Lenovo Reaffirms Android Commitment In Wake Of Dell Streak 7 Demise


Lenovo is reaffirming its commitment to its Android-based tablets – at least for now – in the wake of the demise of Dell's Streak 7 Android tablet. Dell nixed the 7-inch tablet on Tuesday, posting a note on the Streak 7’s landing page saying that the product, unfortunately, is "no longer available for sale."

Dell declined to comment on exactly why it discontinued the tablet, which was its last Android-based device on the U.S. market.

Many reports, however, are suggesting that Dell pulled the reins on the Streak 7 to start transitioning from Android-based tablets to Windows 8-based tablets, upon the new OS’ release next year. Dell declined to confirm the move, but other PC makers, such as Lenovo, have expressed their commitment to Google’s OS – even if just for now.

"Our tablet strategy today is an Android operating system," said Chris Frey, vice president of North America Commercial Channels at Lenovo in an interview with CRN. "As operating systems evolve next year and new operating systems become available, we'll make decisions on the hardware and the operating system that will go on that hardware as we get closer. Right now [Android] is the operating system we have and are driving in the market."

Tim Shea, CEO of Alpha NetSolutions Inc., a Millbury Mass headquarted solution provider serving small and medium businesses, also said he plans to stand by Android. Shea said he likes Android-based tablets because they can be locked down in a virtual desktop infrastructure (VDI) environment that can be easily secured and managed. That is more appealing for commercial customers than the Apple iPad alternative, said Shea. "I like Android a lot," he said. "There has to be a platform to offset Apple. It's a lot like Linux. Apple (iPad) is an island in and of itself. No one wants to run 1,000 islands."

Frey, for his part, said VARs are "excited they have an alternative on a tablet that meets the needs of commercial customers versus trying to force a consumer like tablet into a commercial space."

Tyler Dikman, president and CEO of Cooltronics, a Tampa, Flor.-based solution provider, speculated that if Dell ultimately decides to nix Android it may be because its apps are developed more for smartphones, rather than tablets.

"The Android tablet is still in its infancy. I firmly believe that there will be many, many more apps geared toward Android tablets in the very near future," Dikman told CRN. "However, as it stands right now, the Android OS is more geared toward smartphones rather than tablets."
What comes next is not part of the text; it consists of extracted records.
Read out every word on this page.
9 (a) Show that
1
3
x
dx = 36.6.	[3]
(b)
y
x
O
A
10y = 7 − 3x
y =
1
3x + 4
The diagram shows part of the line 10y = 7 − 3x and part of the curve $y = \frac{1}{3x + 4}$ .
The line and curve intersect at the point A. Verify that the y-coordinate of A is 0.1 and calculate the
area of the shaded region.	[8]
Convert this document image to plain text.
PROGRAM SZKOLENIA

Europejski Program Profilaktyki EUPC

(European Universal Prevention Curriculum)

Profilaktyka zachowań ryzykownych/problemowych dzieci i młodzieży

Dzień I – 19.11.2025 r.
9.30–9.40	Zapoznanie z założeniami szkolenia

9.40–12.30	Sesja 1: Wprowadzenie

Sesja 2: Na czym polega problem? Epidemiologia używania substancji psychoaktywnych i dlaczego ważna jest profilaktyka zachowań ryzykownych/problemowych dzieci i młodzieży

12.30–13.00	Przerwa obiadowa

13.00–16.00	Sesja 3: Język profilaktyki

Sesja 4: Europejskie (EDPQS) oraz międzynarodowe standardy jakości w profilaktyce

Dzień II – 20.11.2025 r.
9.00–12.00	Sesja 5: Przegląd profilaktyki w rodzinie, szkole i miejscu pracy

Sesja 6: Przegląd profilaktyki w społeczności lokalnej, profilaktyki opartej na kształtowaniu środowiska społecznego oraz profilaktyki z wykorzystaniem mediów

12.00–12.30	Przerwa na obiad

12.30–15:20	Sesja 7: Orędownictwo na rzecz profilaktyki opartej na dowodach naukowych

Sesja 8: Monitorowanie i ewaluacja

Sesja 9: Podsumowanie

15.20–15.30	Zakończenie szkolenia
Dikman also noted that, historically, Dell has upheld a close-knit relationship with Microsoft, which could nudge the PC maker toward Windows 8.

"With Windows 8 on the horizon and Dell’s continual investments in tablet platforms, I think there is a very strong chance that, coming soon, we will see a Dell tablet with a version of Windows 8," Dikman said. "I don’t think, though, that means Dell won’t continue exploring enterprise platforms down the road. But if had to take a wild guess today, if a new version of an Android OS comes out for tablets and Windows 8 for tablets come out, which would I choose as far as what Dell would pick? I would definitely say Windows 8."

Dell’s elimination of its Streak 7 Android tablet comes on the heels of the demise of its Streak 5 Android tablet, which was pulled from shelves in August. Dell will continue to offer a 10-inch Streak tablet in China.